Her seferinde okyanusta yüzmek hedefi için sandal ile çıktığımız yolda, derede boğuluyoruz. İşin en ilginci ise her defasında boğulacağımızı bile bile bu sandala binip tekrar yola çıkıyor olmamız.
Uzun yıllardır bu sandalda küreği çekenler sandalı onarmak yerine yüzeysel boya yaparak yola çıktılar. Hâlbuki sandalın yıkık dökük halini dışardan görenler onarım için gerekli desteği ellerinde kürek tutanlara verdiler. Geçmiş yolculuklardan yine ders çıkarmayanlar yine yüzeysel boya yaparak yola çıktılar.
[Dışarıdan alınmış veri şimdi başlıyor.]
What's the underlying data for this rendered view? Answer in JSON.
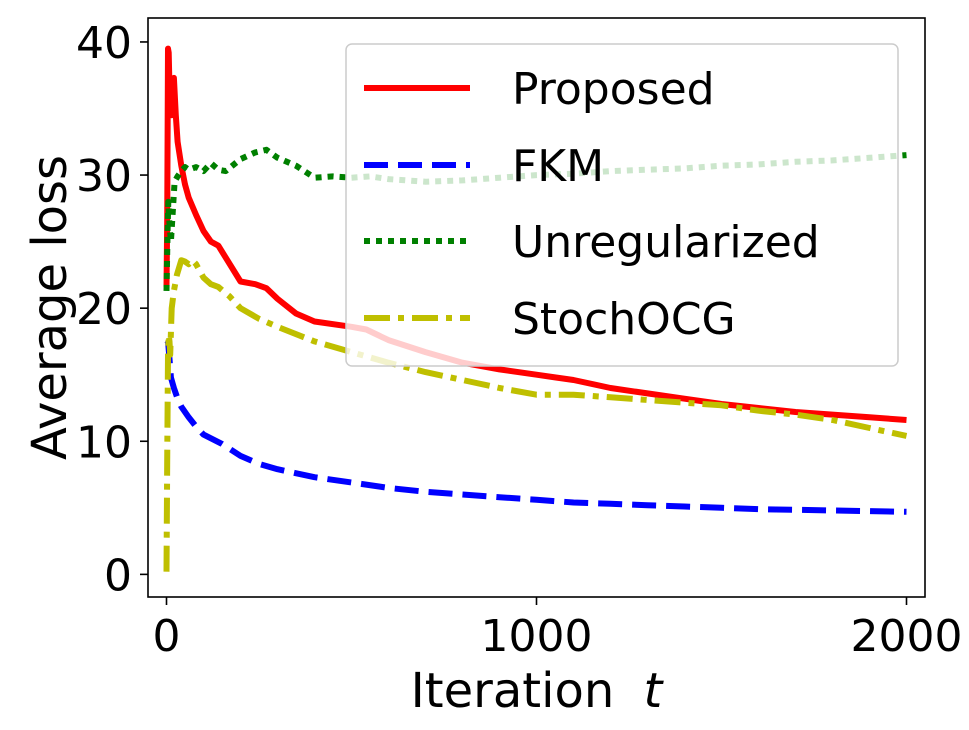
{
  "chart_data": {
    "type": "line",
    "title": "",
    "xlabel": "Iteration",
    "xlabel_var": "t",
    "ylabel": "Average loss",
    "xlim": [
      -50,
      2050
    ],
    "ylim": [
      -1.7,
      41.8
    ],
    "xticks": [
      0,
      1000,
      2000
    ],
    "xtick_labels": [
      "0",
      "1000",
      "2000"
    ],
    "yticks": [
      0,
      10,
      20,
      30,
      40
    ],
    "ytick_labels": [
      "0",
      "10",
      "20",
      "30",
      "40"
    ],
    "grid": false,
    "legend_position": "top-right",
    "series": [
      {
        "name": "Proposed",
        "color": "#ff0000",
        "style": "solid",
        "x": [
          0,
          2,
          4,
          6,
          8,
          10,
          14,
          20,
          25,
          30,
          40,
          50,
          60,
          80,
          100,
          120,
          140,
          160,
          200,
          240,
          270,
          300,
          350,
          400,
          500,
          540,
          600,
          700,
          800,
          900,
          1000,
          1050,
          1100,
          1200,
          1300,
          1400,
          1500,
          1600,
          1700,
          1800,
          1900,
          2000
        ],
        "y": [
          21.6,
          26.5,
          39.5,
          39.2,
          36.5,
          35.8,
          34.5,
          37.3,
          34.5,
          32.5,
          30.7,
          29.3,
          28.3,
          27.0,
          25.8,
          25.0,
          24.7,
          23.8,
          22.0,
          21.8,
          21.5,
          20.7,
          19.6,
          19.0,
          18.6,
          18.4,
          17.6,
          16.7,
          15.9,
          15.4,
          15.0,
          14.8,
          14.6,
          14.0,
          13.6,
          13.2,
          12.8,
          12.5,
          12.2,
          12.0,
          11.8,
          11.6
        ]
      },
      {
        "name": "FKM",
        "color": "#0000ff",
        "style": "dashed",
        "x": [
          0,
          4,
          8,
          12,
          20,
          30,
          40,
          60,
          80,
          100,
          150,
          200,
          250,
          300,
          400,
          500,
          600,
          700,
          800,
          900,
          1000,
          1100,
          1200,
          1300,
          1400,
          1500,
          1600,
          1700,
          1800,
          1900,
          2000
        ],
        "y": [
          17.6,
          17.5,
          16.2,
          14.8,
          14.0,
          13.2,
          12.6,
          11.8,
          11.1,
          10.5,
          9.8,
          8.9,
          8.3,
          7.9,
          7.3,
          6.9,
          6.5,
          6.2,
          6.0,
          5.8,
          5.6,
          5.4,
          5.3,
          5.2,
          5.1,
          5.0,
          4.9,
          4.85,
          4.8,
          4.75,
          4.7
        ]
      },
      {
        "name": "Unregularized",
        "color": "#008000",
        "style": "dotted",
        "x": [
          0,
          3,
          5,
          8,
          12,
          16,
          22,
          30,
          40,
          50,
          60,
          80,
          100,
          120,
          140,
          160,
          200,
          240,
          270,
          300,
          350,
          400,
          450,
          500,
          550,
          600,
          700,
          800,
          900,
          1000,
          1100,
          1200,
          1300,
          1400,
          1500,
          1600,
          1700,
          1800,
          1900,
          2000
        ],
        "y": [
          21.3,
          25.8,
          28.0,
          26.3,
          25.0,
          26.8,
          29.5,
          29.9,
          30.3,
          30.6,
          30.4,
          30.6,
          30.3,
          30.9,
          30.4,
          30.3,
          31.2,
          31.7,
          31.9,
          31.3,
          30.7,
          29.8,
          29.9,
          29.8,
          29.9,
          29.7,
          29.5,
          29.6,
          29.8,
          30.0,
          30.1,
          30.3,
          30.4,
          30.5,
          30.7,
          30.8,
          31.0,
          31.1,
          31.3,
          31.5
        ]
      },
      {
        "name": "StochOCG",
        "color": "#bfbf00",
        "style": "dashdot",
        "x": [
          0,
          2,
          4,
          6,
          8,
          10,
          14,
          20,
          28,
          40,
          50,
          60,
          70,
          80,
          100,
          120,
          140,
          170,
          200,
          250,
          300,
          400,
          500,
          600,
          700,
          800,
          900,
          1000,
          1100,
          1200,
          1300,
          1400,
          1500,
          1600,
          1700,
          1800,
          1900,
          2000
        ],
        "y": [
          0.2,
          8.5,
          16.5,
          18.0,
          17.5,
          16.5,
          20.0,
          21.3,
          22.5,
          23.6,
          23.5,
          23.3,
          23.6,
          23.3,
          22.3,
          21.8,
          21.6,
          20.9,
          20.0,
          19.2,
          18.6,
          17.5,
          16.7,
          15.9,
          15.2,
          14.6,
          14.0,
          13.5,
          13.5,
          13.3,
          13.1,
          12.9,
          12.7,
          12.3,
          12.0,
          11.6,
          11.0,
          10.4
        ]
      }
    ]
  }
}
Sonuç ortada, “yine boğulmak üzereyiz”
Bunca sene umut ile bekledim ki! Verilen sözlerin altı doldurulur, kurumsal bir yapıya kavuşur, bir hedefe koşarız diye…
Ancak bu yıl iyice kanaat getirdim.
”Hedefi okyanus belirleyip daha dereyi geçemeyenler ile bu iş olmayacak”.
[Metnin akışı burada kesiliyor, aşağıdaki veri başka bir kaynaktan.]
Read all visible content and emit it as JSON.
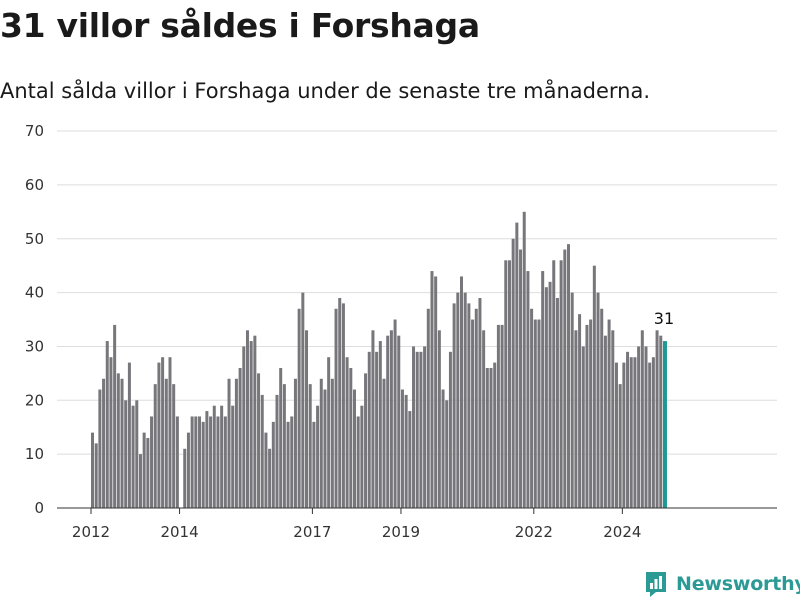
{
  "title": "31 villor såldes i Forshaga",
  "subtitle": "Antal sålda villor i Forshaga under de senaste tre månaderna.",
  "brand": {
    "name": "Newsworthy",
    "color": "#2b9a95"
  },
  "chart_data": {
    "type": "bar",
    "grid": true,
    "ylim": [
      0,
      70
    ],
    "yticks": [
      0,
      10,
      20,
      30,
      40,
      50,
      60,
      70
    ],
    "xticks": [
      "2012",
      "2014",
      "2017",
      "2019",
      "2022",
      "2024"
    ],
    "bar_color": "#77767b",
    "highlight_color": "#1a9a95",
    "highlight_label": "31",
    "values": [
      14,
      12,
      22,
      24,
      31,
      28,
      34,
      25,
      24,
      20,
      27,
      19,
      20,
      10,
      14,
      13,
      17,
      23,
      27,
      28,
      24,
      28,
      23,
      17,
      null,
      11,
      14,
      17,
      17,
      17,
      16,
      18,
      17,
      19,
      17,
      19,
      17,
      24,
      19,
      24,
      26,
      30,
      33,
      31,
      32,
      25,
      21,
      14,
      11,
      16,
      21,
      26,
      23,
      16,
      17,
      24,
      37,
      40,
      33,
      23,
      16,
      19,
      24,
      22,
      28,
      24,
      37,
      39,
      38,
      28,
      26,
      22,
      17,
      19,
      25,
      29,
      33,
      29,
      31,
      24,
      32,
      33,
      35,
      32,
      22,
      21,
      18,
      30,
      29,
      29,
      30,
      37,
      44,
      43,
      33,
      22,
      20,
      29,
      38,
      40,
      43,
      40,
      38,
      35,
      37,
      39,
      33,
      26,
      26,
      27,
      34,
      34,
      46,
      46,
      50,
      53,
      48,
      55,
      44,
      37,
      35,
      35,
      44,
      41,
      42,
      46,
      39,
      46,
      48,
      49,
      40,
      33,
      36,
      30,
      34,
      35,
      45,
      40,
      37,
      32,
      35,
      33,
      27,
      23,
      27,
      29,
      28,
      28,
      30,
      33,
      30,
      27,
      28,
      33,
      32,
      31
    ]
  }
}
Bu süreçten bir şey öğrendiysem o da şudur, bu tablonun paydaşları herşeyin farkında ama gelecek için yine değişen hiçbir şeyin olmayacağı. Yine aynı sandal ile aynı şekilde devam edecekler.
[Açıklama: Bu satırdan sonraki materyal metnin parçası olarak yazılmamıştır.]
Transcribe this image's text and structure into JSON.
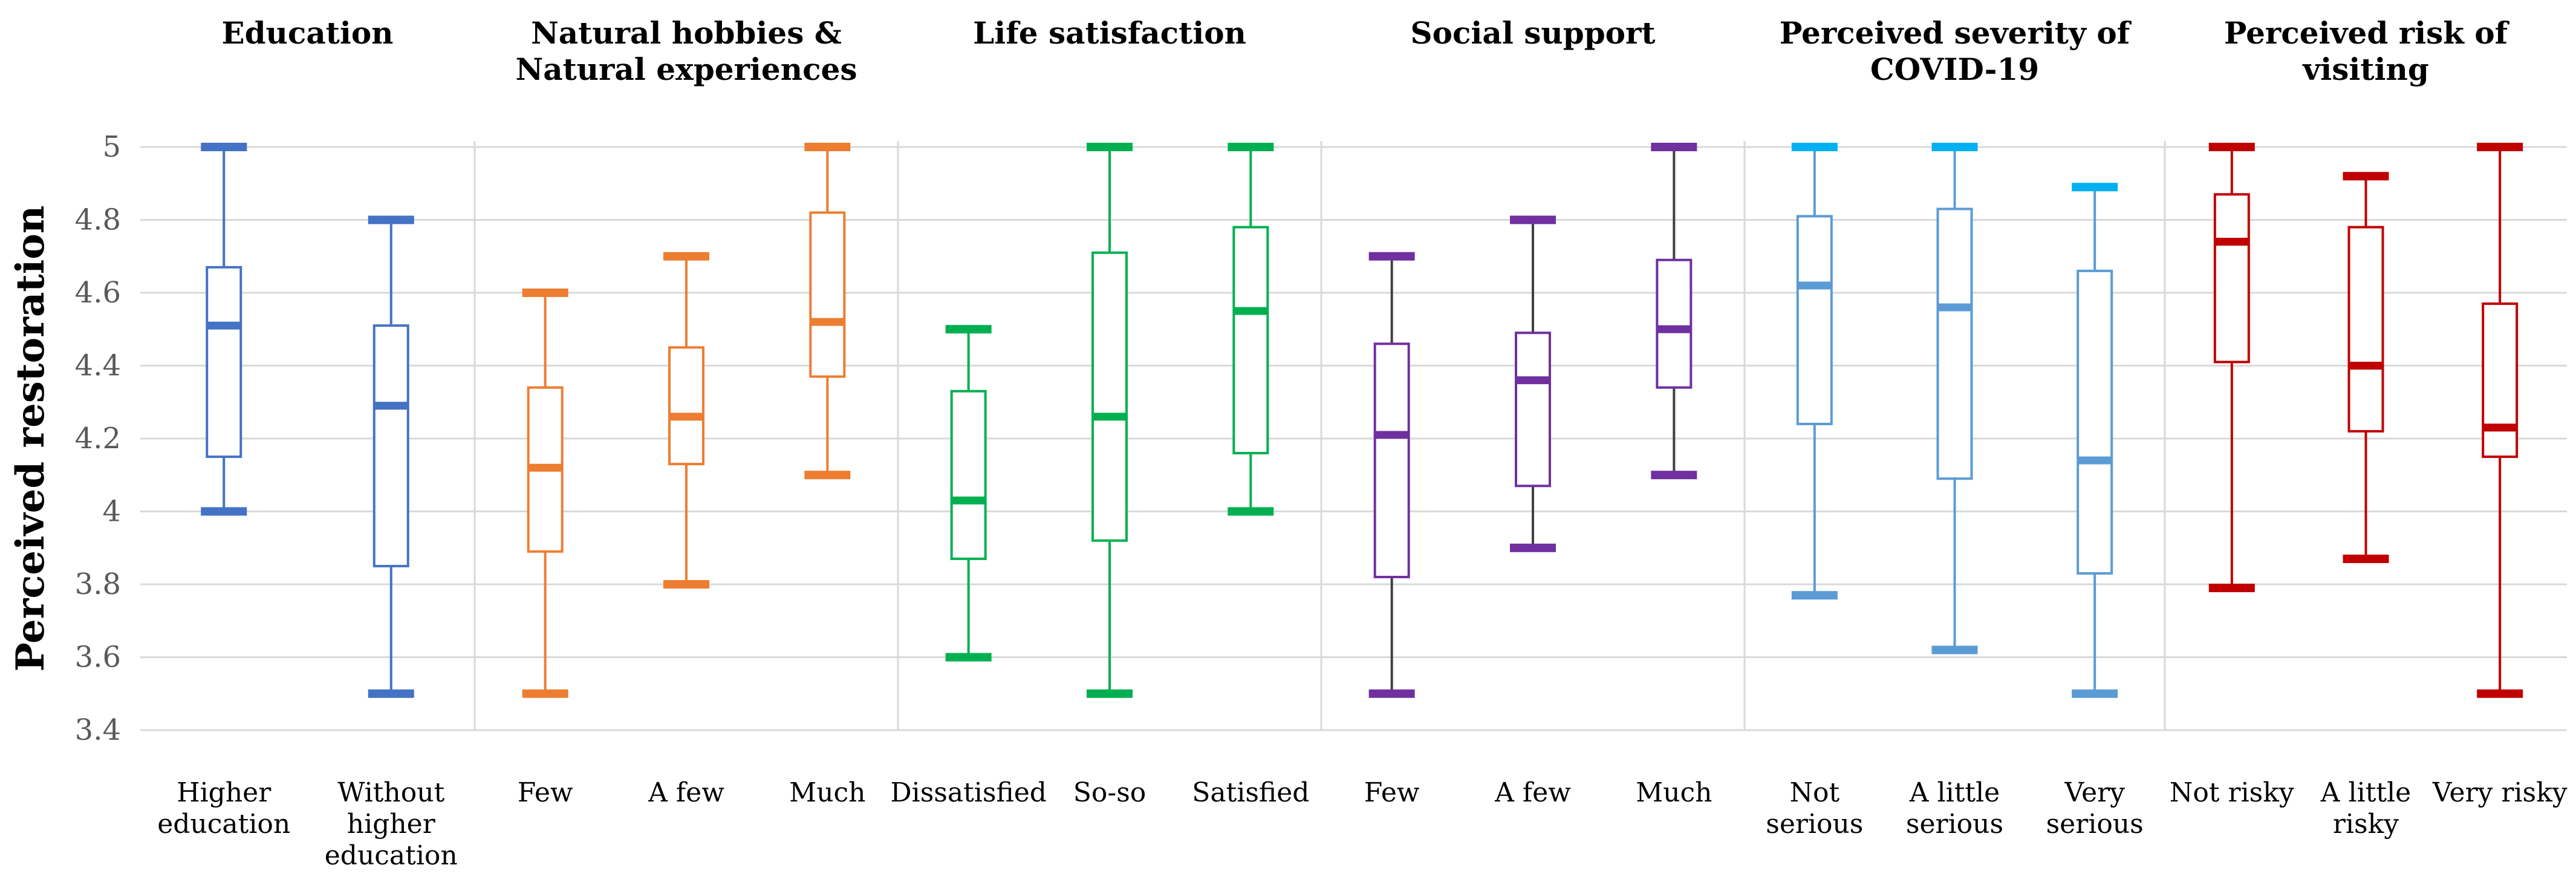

Önümüzde Ankaragücü’nün geleceği için çok kritik bir hafta var o yüzden çok uzatmayacağım.
Birileri farkında olmayabilir ama her açından gelecek için yönümüzü belirleyecek bir maç olacak. Her şeyimizi ortaya koyarak bu lige bir şekilde tutunmalıyız.
Daha sonrası için ise bu Sandalı kenara yanaştırıcak. Son 16-17 yılda oluşan ve son 4-5 yıldır ayyuka çıkan yanlış yönetim anlayışından uzak duracak bir vizyona ihtiyaç var. Bu olur mu yine zaman gösterecek.
O kadar çok hayal kırıklığı var ki anlatamam. Yine de camianın haftasonu bu takımı ligde tutmak için stadyuma akın etmesi gerekli. Çıkacak her sonuçta baş başa kalacak olan bizlerin olduğunu unutmayarak dümene geçmeliyiz.
Yine bu dümeni son dakika kıracak Ankaragücü taraftarı olacak.